As 135 organizações foram representadas por quatro pessoas com direito à fala. Dinamam Tuxá, coordenador da articulação dos povos indígenas do Brasil, representou os povos indígenas e afirmou querer mobilizar 5.000 indígenas na COP30. "Somos 5% da população e protegemos mais de 80% da biodiversidade do país. Para avançar no debate precisamos estar no centro da tomada de decisão, fortalecer a Funai e demarcar os territórios", disse.

Kátia Penha, membro da Coordenação Nacional de Articulação de Quilombos (CONAQ), reforçou que a regularização dos quilombos também é importante para a preservação do meio ambiente. "Os quilombolas estão em todos os biomas, sendo 30% deles moradores da Amazônia legal. Os programas de aquilombamento precisam ser reforçados para garantir a segurança dos territórios".

Representando a juventude a periferia, Marcele Oliveira, negociadora pelo clima, começou sua fala pedindo para que outros jovens ficassem em pé. Em seguida, ela questionou qual legado será deixado no espaço da COP e das pautas de clima como um todo. "Estamos aqui, num evento onde o português sequer é língua oficial, com pouco espaço para participarmos dos debates que nos afetarão. Por isto, peço que considerem programas nacionais para o desenvolvimento de jovens negociadores pelo clima", disse.

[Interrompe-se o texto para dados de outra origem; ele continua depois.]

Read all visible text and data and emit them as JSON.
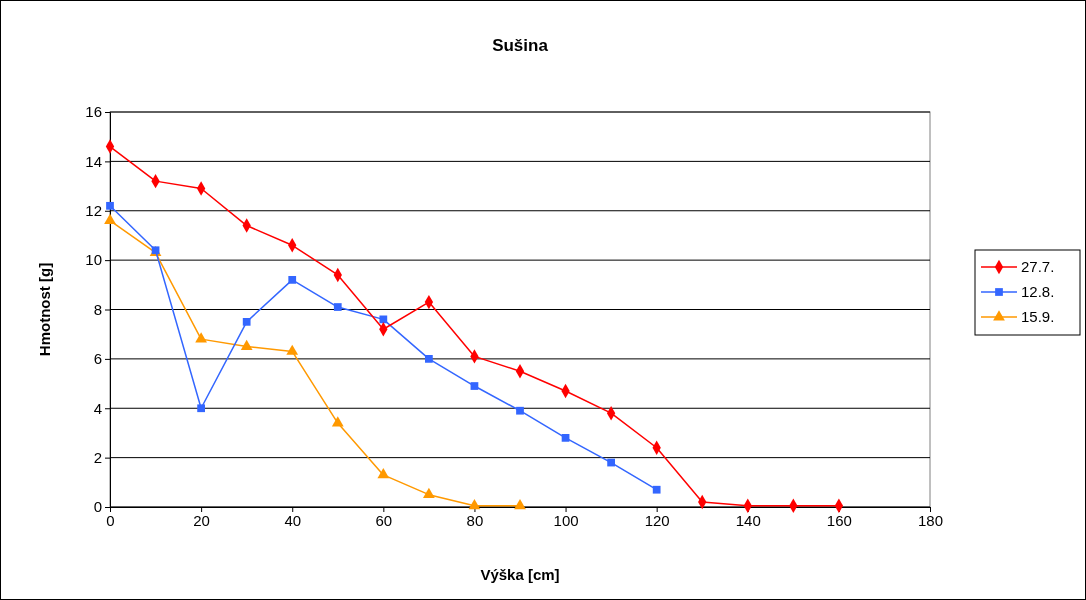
{
  "chart_data": {
    "type": "line",
    "title": "Sušina",
    "xlabel": "Výška [cm]",
    "ylabel": "Hmotnost [g]",
    "xlim": [
      0,
      180
    ],
    "xticks": [
      0,
      20,
      40,
      60,
      80,
      100,
      120,
      140,
      160,
      180
    ],
    "ylim": [
      0,
      16
    ],
    "yticks": [
      0,
      2,
      4,
      6,
      8,
      10,
      12,
      14,
      16
    ],
    "grid": "y",
    "legend": "right",
    "line_style": "solid",
    "series": [
      {
        "name": "27.7.",
        "color": "#ff0000",
        "marker": "diamond",
        "x": [
          0,
          10,
          20,
          30,
          40,
          50,
          60,
          70,
          80,
          90,
          100,
          110,
          120,
          130,
          140,
          150,
          160
        ],
        "values": [
          14.6,
          13.2,
          12.9,
          11.4,
          10.6,
          9.4,
          7.2,
          8.3,
          6.1,
          5.5,
          4.7,
          3.8,
          2.4,
          0.2,
          0.05,
          0.05,
          0.05
        ]
      },
      {
        "name": "12.8.",
        "color": "#3366ff",
        "marker": "square",
        "x": [
          0,
          10,
          20,
          30,
          40,
          50,
          60,
          70,
          80,
          90,
          100,
          110,
          120
        ],
        "values": [
          12.2,
          10.4,
          4.0,
          7.5,
          9.2,
          8.1,
          7.6,
          6.0,
          4.9,
          3.9,
          2.8,
          1.8,
          0.7
        ]
      },
      {
        "name": "15.9.",
        "color": "#ff9900",
        "marker": "triangle",
        "x": [
          0,
          10,
          20,
          30,
          40,
          50,
          60,
          70,
          80,
          90
        ],
        "values": [
          11.6,
          10.3,
          6.8,
          6.5,
          6.3,
          3.4,
          1.3,
          0.5,
          0.05,
          0.05
        ]
      }
    ]
  }
}
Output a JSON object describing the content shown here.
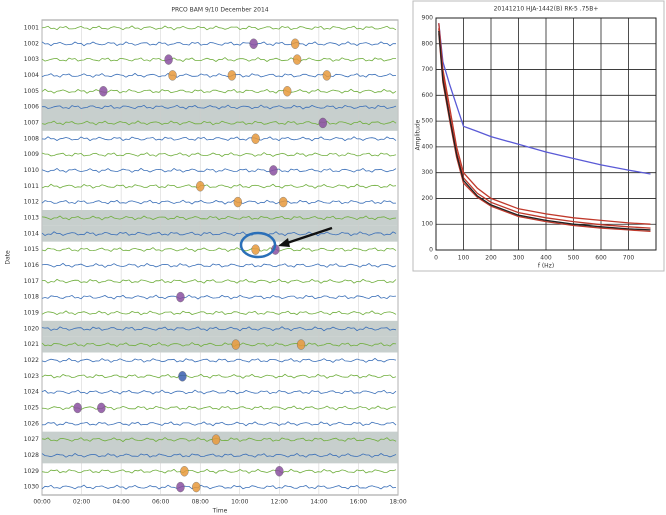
{
  "chart_data": [
    {
      "type": "strip",
      "title": "PRCO BAM 9/10 December 2014",
      "xlabel": "Time",
      "ylabel": "Date",
      "rows": [
        "1001",
        "1002",
        "1003",
        "1004",
        "1005",
        "1006",
        "1007",
        "1008",
        "1009",
        "1010",
        "1011",
        "1012",
        "1013",
        "1014",
        "1015",
        "1016",
        "1017",
        "1018",
        "1019",
        "1020",
        "1021",
        "1022",
        "1023",
        "1024",
        "1025",
        "1026",
        "1027",
        "1028",
        "1029",
        "1030"
      ],
      "shaded_rows": [
        5,
        6,
        12,
        13,
        19,
        20,
        26,
        27
      ],
      "trace_colors": [
        "#6fae3c",
        "#3a6fb8"
      ],
      "shade_color": "#b9c3c0",
      "xlim": [
        0,
        18
      ],
      "xticks": [
        {
          "value": 0,
          "label": "00:00"
        },
        {
          "value": 2,
          "label": "02:00"
        },
        {
          "value": 4,
          "label": "04:00"
        },
        {
          "value": 6,
          "label": "06:00"
        },
        {
          "value": 8,
          "label": "08:00"
        },
        {
          "value": 10,
          "label": "10:00"
        },
        {
          "value": 12,
          "label": "12:00"
        },
        {
          "value": 14,
          "label": "14:00"
        },
        {
          "value": 16,
          "label": "16:00"
        },
        {
          "value": 18,
          "label": "18:00"
        }
      ],
      "events": [
        {
          "x": 6.4,
          "row": 2,
          "color": "#8a4fa0"
        },
        {
          "x": 6.6,
          "row": 3,
          "color": "#e89a3c"
        },
        {
          "x": 3.1,
          "row": 4,
          "color": "#8a4fa0"
        },
        {
          "x": 10.7,
          "row": 1,
          "color": "#8a4fa0"
        },
        {
          "x": 12.8,
          "row": 1,
          "color": "#e89a3c"
        },
        {
          "x": 12.9,
          "row": 2,
          "color": "#e89a3c"
        },
        {
          "x": 9.6,
          "row": 3,
          "color": "#e89a3c"
        },
        {
          "x": 14.4,
          "row": 3,
          "color": "#e89a3c"
        },
        {
          "x": 12.4,
          "row": 4,
          "color": "#e89a3c"
        },
        {
          "x": 14.2,
          "row": 6,
          "color": "#8a4fa0"
        },
        {
          "x": 10.8,
          "row": 7,
          "color": "#e89a3c"
        },
        {
          "x": 11.7,
          "row": 9,
          "color": "#8a4fa0"
        },
        {
          "x": 8.0,
          "row": 10,
          "color": "#e89a3c"
        },
        {
          "x": 9.9,
          "row": 11,
          "color": "#e89a3c"
        },
        {
          "x": 12.2,
          "row": 11,
          "color": "#e89a3c"
        },
        {
          "x": 10.8,
          "row": 14,
          "color": "#e89a3c"
        },
        {
          "x": 11.8,
          "row": 14,
          "color": "#8a4fa0"
        },
        {
          "x": 7.0,
          "row": 17,
          "color": "#8a4fa0"
        },
        {
          "x": 9.8,
          "row": 20,
          "color": "#e89a3c"
        },
        {
          "x": 13.1,
          "row": 20,
          "color": "#e89a3c"
        },
        {
          "x": 7.1,
          "row": 22,
          "color": "#3a5fb0"
        },
        {
          "x": 1.8,
          "row": 24,
          "color": "#8a4fa0"
        },
        {
          "x": 3.0,
          "row": 24,
          "color": "#8a4fa0"
        },
        {
          "x": 8.8,
          "row": 26,
          "color": "#e89a3c"
        },
        {
          "x": 7.2,
          "row": 28,
          "color": "#e89a3c"
        },
        {
          "x": 12.0,
          "row": 28,
          "color": "#8a4fa0"
        },
        {
          "x": 7.0,
          "row": 29,
          "color": "#8a4fa0"
        },
        {
          "x": 7.8,
          "row": 29,
          "color": "#e89a3c"
        }
      ]
    },
    {
      "type": "line",
      "title": "20141210 HJA-1442(B) RK-5 .75B+",
      "xlabel": "f (Hz)",
      "ylabel": "Amplitude",
      "x": [
        10,
        25,
        50,
        75,
        100,
        150,
        200,
        300,
        400,
        500,
        600,
        700,
        780
      ],
      "xlim": [
        0,
        800
      ],
      "xticks": [
        0,
        100,
        200,
        300,
        400,
        500,
        600,
        700
      ],
      "ylim": [
        0,
        900
      ],
      "yticks": [
        0,
        100,
        200,
        300,
        400,
        500,
        600,
        700,
        800,
        900
      ],
      "grid": true,
      "series": [
        {
          "color": "#5a5ad6",
          "values": [
            880,
            730,
            640,
            560,
            480,
            460,
            440,
            410,
            380,
            355,
            330,
            310,
            295
          ]
        },
        {
          "color": "#c0392b",
          "values": [
            880,
            700,
            550,
            400,
            300,
            240,
            200,
            160,
            140,
            125,
            115,
            105,
            100
          ]
        },
        {
          "color": "#c0392b",
          "values": [
            860,
            680,
            520,
            380,
            280,
            220,
            185,
            145,
            125,
            110,
            98,
            90,
            85
          ]
        },
        {
          "color": "#c0392b",
          "values": [
            840,
            650,
            500,
            360,
            260,
            205,
            170,
            130,
            110,
            95,
            85,
            78,
            72
          ]
        },
        {
          "color": "#222222",
          "values": [
            850,
            660,
            510,
            370,
            270,
            210,
            175,
            135,
            115,
            100,
            90,
            82,
            78
          ]
        }
      ]
    }
  ]
}
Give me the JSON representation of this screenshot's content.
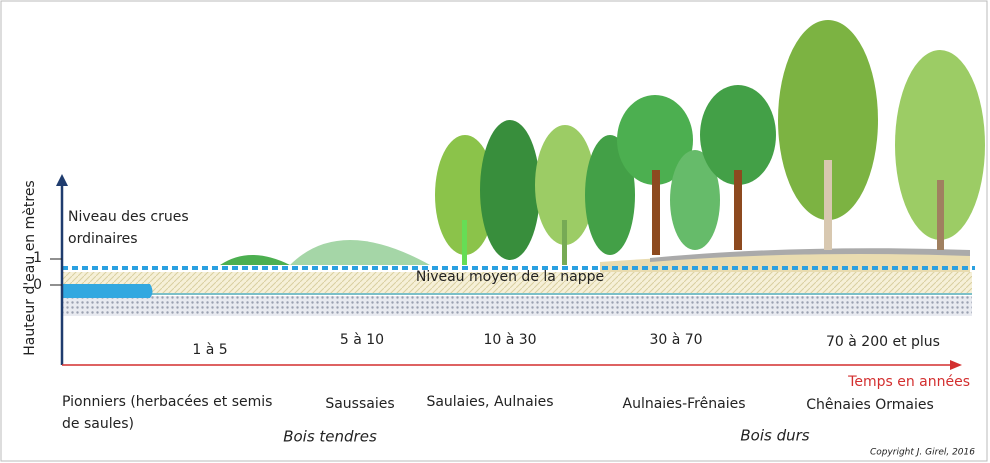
{
  "axis": {
    "label": "Hauteur d'eau en mètres",
    "ticks": [
      "1",
      "0"
    ]
  },
  "flood_level": {
    "lines": [
      "Niveau des crues",
      "ordinaires"
    ]
  },
  "water_table": "Niveau moyen de la nappe",
  "time_axis": {
    "label": "Temps en années"
  },
  "stages": [
    {
      "period": "1 à 5",
      "label_lines": [
        "Pionniers (herbacées et semis",
        "de saules)"
      ]
    },
    {
      "period": "5 à 10",
      "label_lines": [
        "Saussaies"
      ]
    },
    {
      "period": "10 à 30",
      "label_lines": [
        "Saulaies, Aulnaies"
      ]
    },
    {
      "period": "30 à 70",
      "label_lines": [
        "Aulnaies-Frênaies"
      ]
    },
    {
      "period": "70 à 200 et plus",
      "label_lines": [
        "Chênaies Ormaies"
      ]
    }
  ],
  "groups": [
    "Bois tendres",
    "Bois durs"
  ],
  "copyright": "Copyright J. Girel, 2016"
}
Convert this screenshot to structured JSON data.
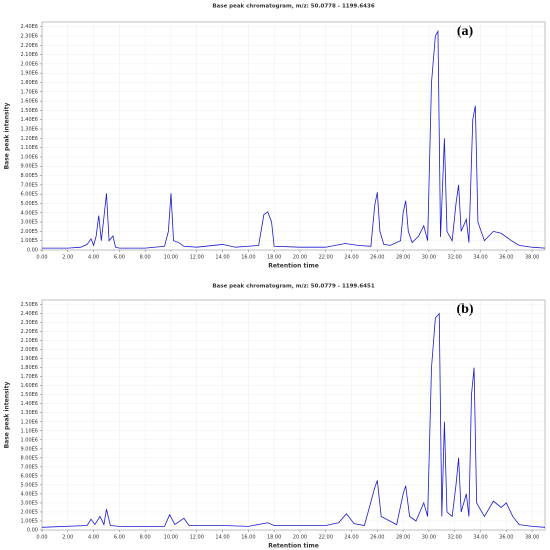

Márcio Astrini, do Observatório do Clima, pediu ao presidente que reforce as pautas para as lideranças globais. "Há um vácuo na liderança global no engajamento pelo clima". O representante também não deixou de abordar a produção de petróleo, tema polêmico na COP28, visto que o evento é presidido por Al Jaber, sultão e CEO da petrolífera Adnoc. "Há diversas promessas sendo feitas para conter as mudanças climáticas, mas há uma promessa que não é mencionada: quando vamos acabar com o uso de combustíveis fósseis no planeta?", questionou.

Txai Suruí, em reunião com Lula, na COP28, em Dubai. (Foto: Leandro Fonseca/ Exame)

Apesar da sala estar repleta de apoiadores do presidente, assim como encontro semelhante realizado na COP27, em Sharm el-Sheik, as críticas foram feitas, inclusive por quem não chegou perto do microfone. Um exemplo é da ativista indígena Txaí Suruí, que discursou na plenária da COP26, em Glasgow. Ela passou grande parte da reunião de hoje segurando uma página para pedir a revogação da portaria 683, de 2017, que anula a declaração da terra indígena Jaraguá.